Related Experiment Videos
[A proposal for capitation payment, based on age, chronicity, and gender, using management databases]
A Brugos Larumbe1, E Lorenzo Vello, M Juanenea Beraza
1Dirección de Atención Primaria, Servicio Navarro de Salud-Osasunbidea, Pamplona. abrugosl@cfnavarra.es
Insights
This study proposes a primary care case-mix methodology using age, type, and chronicity to predict medical workload. These factors explained over 24% of workload variability, aiding in resource allocation.
Area of Science:
- Primary Care Medicine
- Health Services Research
- Medical Informatics
Context:
- Primary care settings face challenges in accurately assessing patient workload.
- Existing administrative data may not fully capture the complexity of patient needs.
Purpose:
- To develop and validate a case-mix methodology for primary care.
- To identify key patient variables (age, type, chronicity) that explain workload variability.
- To assess the predictive power of these variables on medical case-load.
Summary:
- A retrospective study analyzed consultation records from a primary care center.
- Patient age, medical condition type, and chronicity were evaluated as predictors of case-load.
- Multivariate analysis showed these variables explained significant workload variability (24.2% for general practitioners, 23.48% for pediatricians).
Impact:
- The proposed methodology offers a data-driven approach to case-mix adjustment in primary care.
- Findings support the use of age, type, and chronicity for workload adjustments in capitation payment systems.

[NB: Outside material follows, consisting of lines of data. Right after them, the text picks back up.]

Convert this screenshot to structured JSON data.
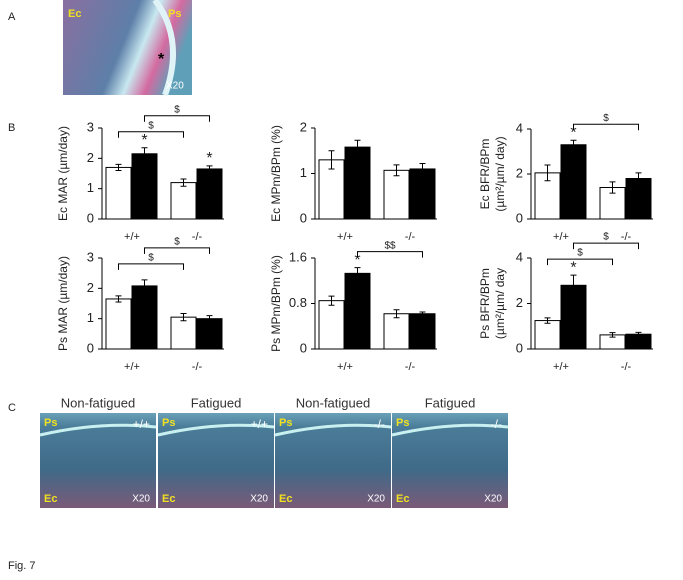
{
  "panel_a": {
    "label": "A",
    "labels": [
      "Ec",
      "Ps",
      "X20",
      "*"
    ]
  },
  "panel_b": {
    "label": "B"
  },
  "panel_c": {
    "label": "C",
    "images": [
      {
        "title": "Non-fatigued",
        "genotype": "+/+",
        "labels": [
          "Ps",
          "Ec",
          "X20"
        ]
      },
      {
        "title": "Fatigued",
        "genotype": "+/+",
        "labels": [
          "Ps",
          "Ec",
          "X20"
        ]
      },
      {
        "title": "Non-fatigued",
        "genotype": "-/-",
        "labels": [
          "Ps",
          "Ec",
          "X20"
        ]
      },
      {
        "title": "Fatigued",
        "genotype": "-/-",
        "labels": [
          "Ps",
          "Ec",
          "X20"
        ]
      }
    ]
  },
  "caption": "Fig. 7",
  "chart_data": [
    {
      "type": "bar",
      "ylabel": "Ec MAR (µm/day)",
      "categories": [
        "+/+",
        "-/-"
      ],
      "ylim": [
        0,
        3
      ],
      "yticks": [
        0,
        1,
        2,
        3
      ],
      "series": [
        {
          "color": "#ffffff",
          "values": [
            1.7,
            1.2
          ],
          "errors": [
            0.1,
            0.12
          ]
        },
        {
          "color": "#000000",
          "values": [
            2.15,
            1.65
          ],
          "errors": [
            0.2,
            0.1
          ],
          "markers": [
            "*",
            "*"
          ]
        }
      ],
      "brackets": [
        {
          "label": "$",
          "from": [
            0,
            0
          ],
          "to": [
            1,
            0
          ]
        },
        {
          "label": "$",
          "from": [
            0,
            1
          ],
          "to": [
            1,
            1
          ]
        }
      ]
    },
    {
      "type": "bar",
      "ylabel": "Ec MPm/BPm (%)",
      "categories": [
        "+/+",
        "-/-"
      ],
      "ylim": [
        0,
        2
      ],
      "yticks": [
        0,
        1,
        2
      ],
      "series": [
        {
          "color": "#ffffff",
          "values": [
            1.3,
            1.07
          ],
          "errors": [
            0.2,
            0.12
          ]
        },
        {
          "color": "#000000",
          "values": [
            1.58,
            1.1
          ],
          "errors": [
            0.15,
            0.12
          ]
        }
      ]
    },
    {
      "type": "bar",
      "ylabel": [
        "Ec BFR/BPm",
        "(µm²/µm/ day)"
      ],
      "categories": [
        "+/+",
        "-/-"
      ],
      "ylim": [
        0,
        4
      ],
      "yticks": [
        0,
        2,
        4
      ],
      "series": [
        {
          "color": "#ffffff",
          "values": [
            2.05,
            1.4
          ],
          "errors": [
            0.35,
            0.25
          ]
        },
        {
          "color": "#000000",
          "values": [
            3.3,
            1.8
          ],
          "errors": [
            0.2,
            0.25
          ],
          "markers": [
            "*",
            null
          ]
        }
      ],
      "brackets": [
        {
          "label": "$",
          "from": [
            0,
            1
          ],
          "to": [
            1,
            1
          ]
        }
      ]
    },
    {
      "type": "bar",
      "ylabel": "Ps MAR (µm/day)",
      "categories": [
        "+/+",
        "-/-"
      ],
      "ylim": [
        0,
        3
      ],
      "yticks": [
        0,
        1,
        2,
        3
      ],
      "series": [
        {
          "color": "#ffffff",
          "values": [
            1.65,
            1.05
          ],
          "errors": [
            0.1,
            0.12
          ]
        },
        {
          "color": "#000000",
          "values": [
            2.08,
            1.0
          ],
          "errors": [
            0.2,
            0.1
          ]
        }
      ],
      "brackets": [
        {
          "label": "$",
          "from": [
            0,
            0
          ],
          "to": [
            1,
            0
          ]
        },
        {
          "label": "$",
          "from": [
            0,
            1
          ],
          "to": [
            1,
            1
          ]
        }
      ]
    },
    {
      "type": "bar",
      "ylabel": "Ps MPm/BPm (%)",
      "categories": [
        "+/+",
        "-/-"
      ],
      "ylim": [
        0,
        1.6
      ],
      "yticks": [
        0,
        0.8,
        1.6
      ],
      "series": [
        {
          "color": "#ffffff",
          "values": [
            0.85,
            0.62
          ],
          "errors": [
            0.08,
            0.07
          ]
        },
        {
          "color": "#000000",
          "values": [
            1.33,
            0.62
          ],
          "errors": [
            0.1,
            0.03
          ],
          "markers": [
            "*",
            null
          ]
        }
      ],
      "brackets": [
        {
          "label": "$$",
          "from": [
            0,
            1
          ],
          "to": [
            1,
            1
          ]
        }
      ]
    },
    {
      "type": "bar",
      "ylabel": [
        "Ps BFR/BPm",
        "(µm²/µm/ day"
      ],
      "categories": [
        "+/+",
        "-/-"
      ],
      "ylim": [
        0,
        4
      ],
      "yticks": [
        0,
        2,
        4
      ],
      "series": [
        {
          "color": "#ffffff",
          "values": [
            1.25,
            0.62
          ],
          "errors": [
            0.12,
            0.1
          ]
        },
        {
          "color": "#000000",
          "values": [
            2.8,
            0.65
          ],
          "errors": [
            0.45,
            0.08
          ],
          "markers": [
            "*",
            null
          ]
        }
      ],
      "brackets": [
        {
          "label": "$",
          "from": [
            0,
            0
          ],
          "to": [
            1,
            0
          ]
        },
        {
          "label": "$",
          "from": [
            0,
            1
          ],
          "to": [
            1,
            1
          ]
        }
      ]
    }
  ]
}
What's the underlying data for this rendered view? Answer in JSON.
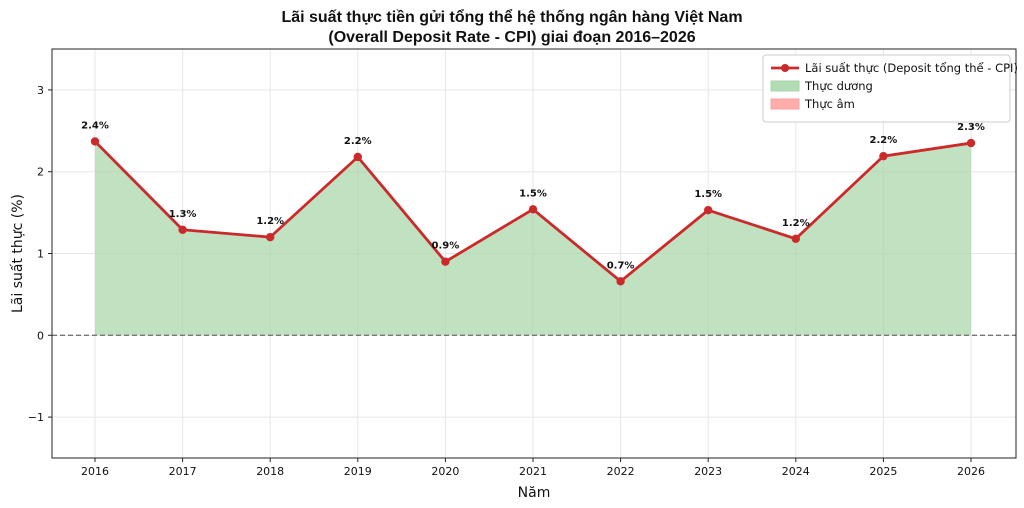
{
  "chart_data": {
    "type": "line",
    "title_line1": "Lãi suất thực tiền gửi tổng thể hệ thống ngân hàng Việt Nam",
    "title_line2": "(Overall Deposit Rate - CPI) giai đoạn 2016–2026",
    "xlabel": "Năm",
    "ylabel": "Lãi suất thực (%)",
    "x": [
      2016,
      2017,
      2018,
      2019,
      2020,
      2021,
      2022,
      2023,
      2024,
      2025,
      2026
    ],
    "series": [
      {
        "name": "Lãi suất thực (Deposit tổng thể - CPI)",
        "values": [
          2.37,
          1.29,
          1.2,
          2.18,
          0.9,
          1.54,
          0.66,
          1.53,
          1.18,
          2.19,
          2.35
        ],
        "labels": [
          "2.4%",
          "1.3%",
          "1.2%",
          "2.2%",
          "0.9%",
          "1.5%",
          "0.7%",
          "1.5%",
          "1.2%",
          "2.2%",
          "2.3%"
        ],
        "color": "#cc2a2a"
      }
    ],
    "fill_legend": [
      {
        "name": "Thực dương",
        "color": "#a5d6a7"
      },
      {
        "name": "Thực âm",
        "color": "#ff9e9e"
      }
    ],
    "ylim": [
      -1.5,
      3.5
    ],
    "yticks": [
      -1,
      0,
      1,
      2,
      3
    ],
    "ytick_labels": [
      "−1",
      "0",
      "1",
      "2",
      "3"
    ],
    "xtick_labels": [
      "2016",
      "2017",
      "2018",
      "2019",
      "2020",
      "2021",
      "2022",
      "2023",
      "2024",
      "2025",
      "2026"
    ],
    "zero_line": 0,
    "grid": true,
    "legend_position": "top-right"
  }
}
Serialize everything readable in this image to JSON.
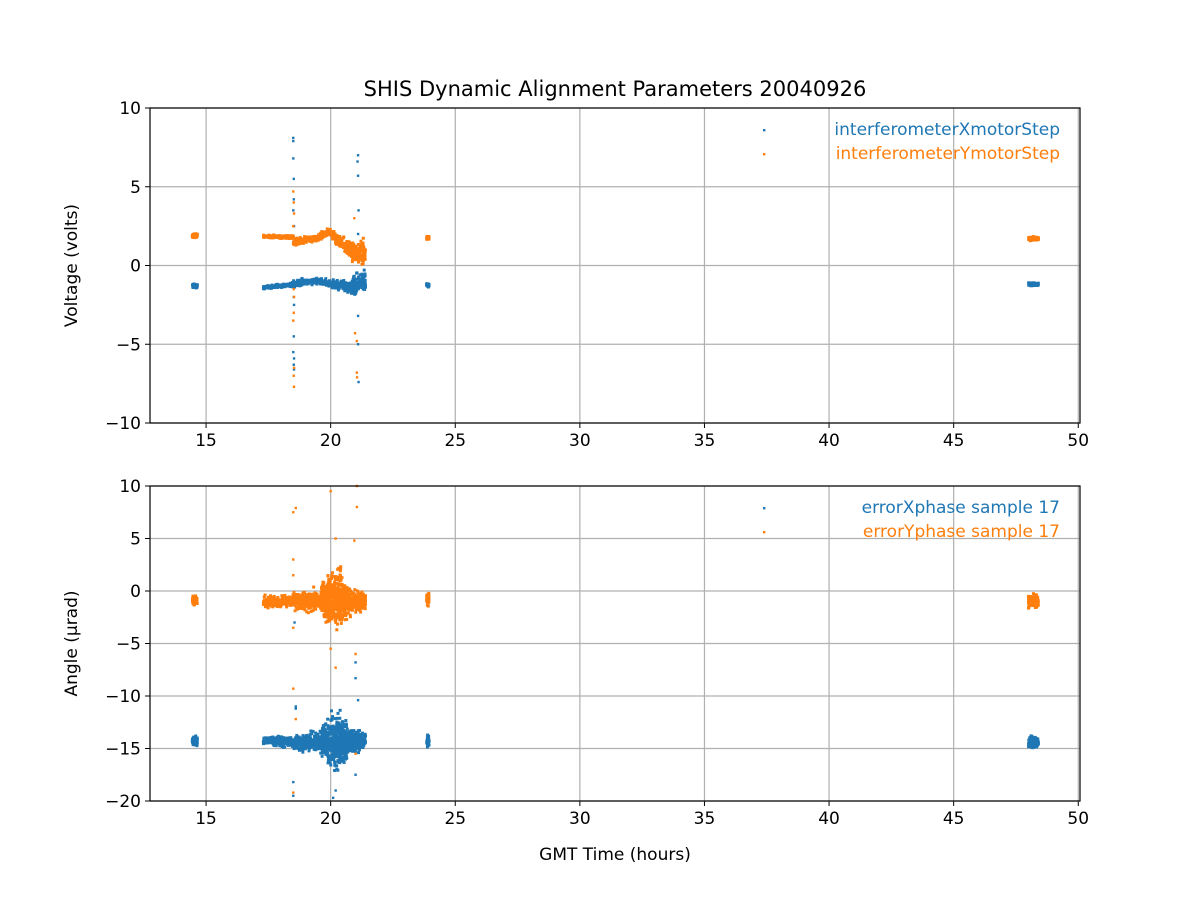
{
  "chart_data": [
    {
      "type": "scatter",
      "title": "SHIS Dynamic Alignment Parameters 20040926",
      "xlabel": "",
      "ylabel": "Voltage (volts)",
      "xlim": [
        12.75,
        50.07
      ],
      "ylim": [
        -10,
        10
      ],
      "xticks": [
        15,
        20,
        25,
        30,
        35,
        40,
        45,
        50
      ],
      "yticks": [
        -10,
        -5,
        0,
        5,
        10
      ],
      "xtick_labels": [
        "15",
        "20",
        "25",
        "30",
        "35",
        "40",
        "45",
        "50"
      ],
      "ytick_labels": [
        "−10",
        "−5",
        "0",
        "5",
        "10"
      ],
      "grid": true,
      "legend_position": "top-right",
      "series": [
        {
          "name": "interferometerXmotorStep",
          "color": "#1f77b4",
          "clusters": [
            {
              "x": [
                14.45,
                14.65
              ],
              "y": [
                -1.3,
                -1.3
              ],
              "sd": [
                0.08,
                0.08
              ],
              "n": 60
            },
            {
              "x": [
                17.3,
                18.5
              ],
              "y": [
                -1.4,
                -1.2
              ],
              "sd": [
                0.06,
                0.08
              ],
              "n": 160
            },
            {
              "x": [
                18.5,
                19.5
              ],
              "y": [
                -1.15,
                -0.95
              ],
              "sd": [
                0.15,
                0.12
              ],
              "n": 140
            },
            {
              "x": [
                19.5,
                20.8
              ],
              "y": [
                -1.0,
                -1.4
              ],
              "sd": [
                0.12,
                0.25
              ],
              "n": 180
            },
            {
              "x": [
                20.8,
                21.4
              ],
              "y": [
                -1.4,
                -0.9
              ],
              "sd": [
                0.35,
                0.5
              ],
              "n": 120
            },
            {
              "x": [
                23.85,
                23.95
              ],
              "y": [
                -1.25,
                -1.25
              ],
              "sd": [
                0.07,
                0.07
              ],
              "n": 30
            },
            {
              "x": [
                48.0,
                48.4
              ],
              "y": [
                -1.2,
                -1.2
              ],
              "sd": [
                0.06,
                0.06
              ],
              "n": 80
            }
          ],
          "outliers": [
            [
              18.5,
              8.1
            ],
            [
              18.5,
              7.9
            ],
            [
              18.5,
              6.8
            ],
            [
              18.52,
              5.5
            ],
            [
              18.52,
              4.2
            ],
            [
              18.5,
              3.5
            ],
            [
              18.53,
              2.5
            ],
            [
              18.5,
              1.5
            ],
            [
              18.52,
              -2.0
            ],
            [
              18.53,
              -2.5
            ],
            [
              18.52,
              -4.5
            ],
            [
              18.5,
              -5.5
            ],
            [
              18.53,
              -5.9
            ],
            [
              18.52,
              -6.3
            ],
            [
              18.53,
              -6.6
            ],
            [
              21.1,
              7.0
            ],
            [
              21.08,
              6.6
            ],
            [
              21.1,
              5.7
            ],
            [
              21.12,
              3.5
            ],
            [
              21.1,
              2.0
            ],
            [
              21.1,
              0.5
            ],
            [
              21.1,
              -3.2
            ],
            [
              21.1,
              -5.0
            ],
            [
              21.12,
              -7.4
            ]
          ]
        },
        {
          "name": "interferometerYmotorStep",
          "color": "#ff7f0e",
          "clusters": [
            {
              "x": [
                14.45,
                14.65
              ],
              "y": [
                1.9,
                1.9
              ],
              "sd": [
                0.08,
                0.08
              ],
              "n": 60
            },
            {
              "x": [
                17.3,
                18.5
              ],
              "y": [
                1.85,
                1.8
              ],
              "sd": [
                0.06,
                0.08
              ],
              "n": 160
            },
            {
              "x": [
                18.5,
                19.5
              ],
              "y": [
                1.5,
                1.75
              ],
              "sd": [
                0.18,
                0.12
              ],
              "n": 140
            },
            {
              "x": [
                19.5,
                20.0
              ],
              "y": [
                1.8,
                2.2
              ],
              "sd": [
                0.12,
                0.12
              ],
              "n": 80
            },
            {
              "x": [
                20.0,
                20.8
              ],
              "y": [
                2.0,
                1.0
              ],
              "sd": [
                0.15,
                0.35
              ],
              "n": 140
            },
            {
              "x": [
                20.8,
                21.4
              ],
              "y": [
                0.8,
                0.9
              ],
              "sd": [
                0.45,
                0.5
              ],
              "n": 140
            },
            {
              "x": [
                23.85,
                23.95
              ],
              "y": [
                1.75,
                1.75
              ],
              "sd": [
                0.08,
                0.08
              ],
              "n": 30
            },
            {
              "x": [
                48.0,
                48.4
              ],
              "y": [
                1.7,
                1.7
              ],
              "sd": [
                0.07,
                0.07
              ],
              "n": 80
            }
          ],
          "outliers": [
            [
              18.5,
              4.7
            ],
            [
              18.52,
              4.0
            ],
            [
              18.53,
              3.3
            ],
            [
              18.5,
              2.5
            ],
            [
              18.52,
              -1.5
            ],
            [
              18.53,
              -2.0
            ],
            [
              18.52,
              -3.0
            ],
            [
              18.5,
              -3.5
            ],
            [
              18.53,
              -6.5
            ],
            [
              18.52,
              -7.0
            ],
            [
              18.53,
              -7.7
            ],
            [
              20.95,
              3.0
            ],
            [
              21.05,
              1.0
            ],
            [
              20.98,
              -4.3
            ],
            [
              21.05,
              -4.8
            ],
            [
              21.05,
              -6.8
            ],
            [
              21.06,
              -7.1
            ]
          ]
        }
      ]
    },
    {
      "type": "scatter",
      "title": "",
      "xlabel": "GMT Time (hours)",
      "ylabel": "Angle (μrad)",
      "xlim": [
        12.75,
        50.07
      ],
      "ylim": [
        -20,
        10
      ],
      "xticks": [
        15,
        20,
        25,
        30,
        35,
        40,
        45,
        50
      ],
      "yticks": [
        -20,
        -15,
        -10,
        -5,
        0,
        5,
        10
      ],
      "xtick_labels": [
        "15",
        "20",
        "25",
        "30",
        "35",
        "40",
        "45",
        "50"
      ],
      "ytick_labels": [
        "−20",
        "−15",
        "−10",
        "−5",
        "0",
        "5",
        "10"
      ],
      "grid": true,
      "legend_position": "top-right",
      "series": [
        {
          "name": "errorXphase sample 17",
          "color": "#1f77b4",
          "clusters": [
            {
              "x": [
                14.45,
                14.65
              ],
              "y": [
                -14.3,
                -14.3
              ],
              "sd": [
                0.25,
                0.25
              ],
              "n": 70
            },
            {
              "x": [
                17.3,
                18.5
              ],
              "y": [
                -14.2,
                -14.4
              ],
              "sd": [
                0.25,
                0.35
              ],
              "n": 220
            },
            {
              "x": [
                18.5,
                19.6
              ],
              "y": [
                -14.5,
                -14.3
              ],
              "sd": [
                0.45,
                0.6
              ],
              "n": 260
            },
            {
              "x": [
                19.6,
                20.2
              ],
              "y": [
                -14.3,
                -14.5
              ],
              "sd": [
                0.8,
                1.8
              ],
              "n": 320
            },
            {
              "x": [
                20.2,
                20.7
              ],
              "y": [
                -14.5,
                -14.3
              ],
              "sd": [
                1.8,
                0.9
              ],
              "n": 320
            },
            {
              "x": [
                20.7,
                21.4
              ],
              "y": [
                -14.3,
                -14.2
              ],
              "sd": [
                0.8,
                0.5
              ],
              "n": 240
            },
            {
              "x": [
                23.85,
                23.95
              ],
              "y": [
                -14.3,
                -14.3
              ],
              "sd": [
                0.35,
                0.35
              ],
              "n": 40
            },
            {
              "x": [
                48.0,
                48.4
              ],
              "y": [
                -14.4,
                -14.4
              ],
              "sd": [
                0.35,
                0.35
              ],
              "n": 100
            }
          ],
          "outliers": [
            [
              18.55,
              -3.0
            ],
            [
              18.6,
              -11.0
            ],
            [
              18.6,
              -11.2
            ],
            [
              18.5,
              -18.2
            ],
            [
              18.5,
              -19.5
            ],
            [
              20.1,
              -19.7
            ],
            [
              20.2,
              -19.0
            ],
            [
              21.0,
              -1.5
            ],
            [
              21.0,
              -6.8
            ],
            [
              21.0,
              -8.3
            ],
            [
              21.1,
              -10.4
            ],
            [
              21.0,
              -17.5
            ]
          ]
        },
        {
          "name": "errorYphase sample 17",
          "color": "#ff7f0e",
          "clusters": [
            {
              "x": [
                14.45,
                14.65
              ],
              "y": [
                -0.9,
                -0.9
              ],
              "sd": [
                0.3,
                0.3
              ],
              "n": 70
            },
            {
              "x": [
                17.3,
                18.5
              ],
              "y": [
                -1.0,
                -1.0
              ],
              "sd": [
                0.3,
                0.4
              ],
              "n": 220
            },
            {
              "x": [
                18.5,
                19.6
              ],
              "y": [
                -1.0,
                -1.0
              ],
              "sd": [
                0.5,
                0.7
              ],
              "n": 260
            },
            {
              "x": [
                19.6,
                20.2
              ],
              "y": [
                -0.9,
                -0.6
              ],
              "sd": [
                0.9,
                1.9
              ],
              "n": 320
            },
            {
              "x": [
                20.2,
                20.7
              ],
              "y": [
                -0.6,
                -0.9
              ],
              "sd": [
                1.9,
                1.0
              ],
              "n": 320
            },
            {
              "x": [
                20.7,
                21.4
              ],
              "y": [
                -0.9,
                -1.0
              ],
              "sd": [
                0.9,
                0.5
              ],
              "n": 240
            },
            {
              "x": [
                23.85,
                23.95
              ],
              "y": [
                -0.8,
                -0.8
              ],
              "sd": [
                0.4,
                0.4
              ],
              "n": 40
            },
            {
              "x": [
                48.0,
                48.4
              ],
              "y": [
                -1.0,
                -1.0
              ],
              "sd": [
                0.4,
                0.4
              ],
              "n": 100
            }
          ],
          "outliers": [
            [
              18.6,
              7.9
            ],
            [
              18.5,
              7.5
            ],
            [
              18.5,
              3.0
            ],
            [
              18.5,
              1.5
            ],
            [
              18.5,
              -3.5
            ],
            [
              18.6,
              -12.2
            ],
            [
              18.5,
              -9.3
            ],
            [
              18.5,
              -19.2
            ],
            [
              20.0,
              9.5
            ],
            [
              20.2,
              5.0
            ],
            [
              20.0,
              -5.5
            ],
            [
              20.2,
              -7.3
            ],
            [
              21.05,
              10.0
            ],
            [
              21.05,
              8.0
            ],
            [
              20.95,
              4.8
            ],
            [
              21.0,
              -6.0
            ],
            [
              21.0,
              -15.5
            ]
          ]
        }
      ]
    }
  ]
}
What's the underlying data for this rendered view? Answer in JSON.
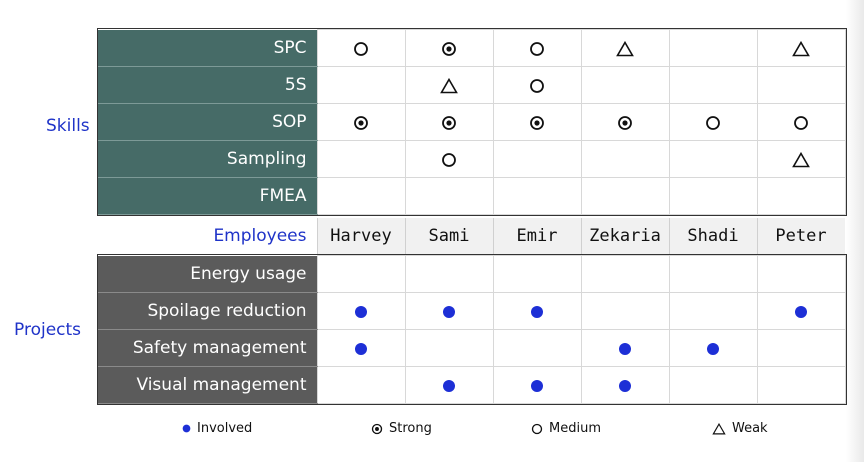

- This can lead to more equitable resource distribution and improved primary care management.
Objectives:
To propose a case-mix methodology for primary care, based on chronicity, type and age. To describe the explanatory value of these variables in the variability of the medical case-load.
Design:
Observation, descriptive and retrospective study.
Setting:
Primary care. Rochapea Health Centre, Pamplona.
Material And Methods:
Computer records of all the consultations between January 1996 and June 1997. Dependent variable: case-load.
Independent Variables:
age, type, chronic pathologies (diabetes, lipaemia, chronic neurological diseases, COPD-asthma, chronic psychiatric illnesses, cardiopathy, hypertension, alcohol and other drug abuse). The Kruskal-Wallis test was used to compare work-loads by age groups; and multiple linear regression analysis to calculate the predictive power of the independent variables.
Results:
Significant differences were observed for age groups. In the multivariate model used for general practitioners, all the variables could be included. They explained 24.2% of the variability in work load (R2). For paediatricians, age and asthma, explaining 23.48%, could also be included.
Conclusions:
Age, type and chronicity are useful variables for predicting case load from administrative data bases. They can be used in adjustments for case load applicable to capitation payment systems.